La questione giuridica

Una delle questioni giuridiche, affrontate dalla Suprema Corte nel caso di specie, riguardava se, ai fini della configurabilità del reato di calunnia, è necessario l’inizio di un procedimento penale a carico del calunniato.

Ma, prima di vedere come il Supremo Consesso ha trattato siffatta questione, esaminiamo brevemente il procedimento in occasione del quale è stata emessa la sentenza qui in commento.

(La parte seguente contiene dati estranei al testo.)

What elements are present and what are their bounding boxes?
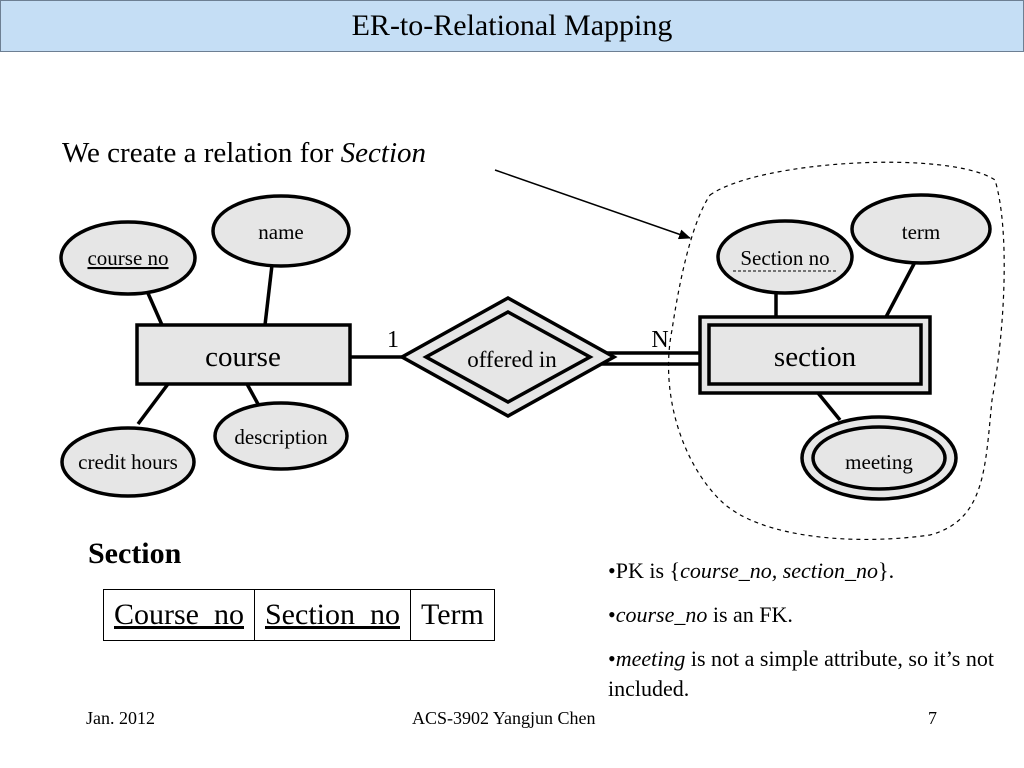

La Corte di appello di Milano confermava la condanna dell’imputato in ordine ai reati di calunnia e minacce, riconoscendo le attenuanti generiche e, per l’effetto, rideterminava la pena in anni uno e mesi otto di reclusione, confermando, altresì, la condanna al risarcimento dei danni nei confronti delle parti civili.

Ciò posto, avverso questa decisione il difensore ricorreva per Cassazione e, tra le argomentazioni ivi addotte, costui sosteneva che, in relazione ad una lettera rispetto a quella da cui era scaturito il procedimento in questione, inviata al Presidente del Tribunale di Sondrio e il cui procedimento era stato inviato, per competenza, a Brescia, il giudice per le indagini preliminari aveva disposto l’archiviazione del procedimento, proprio in considerazione della inverosimiglianza dello scritto.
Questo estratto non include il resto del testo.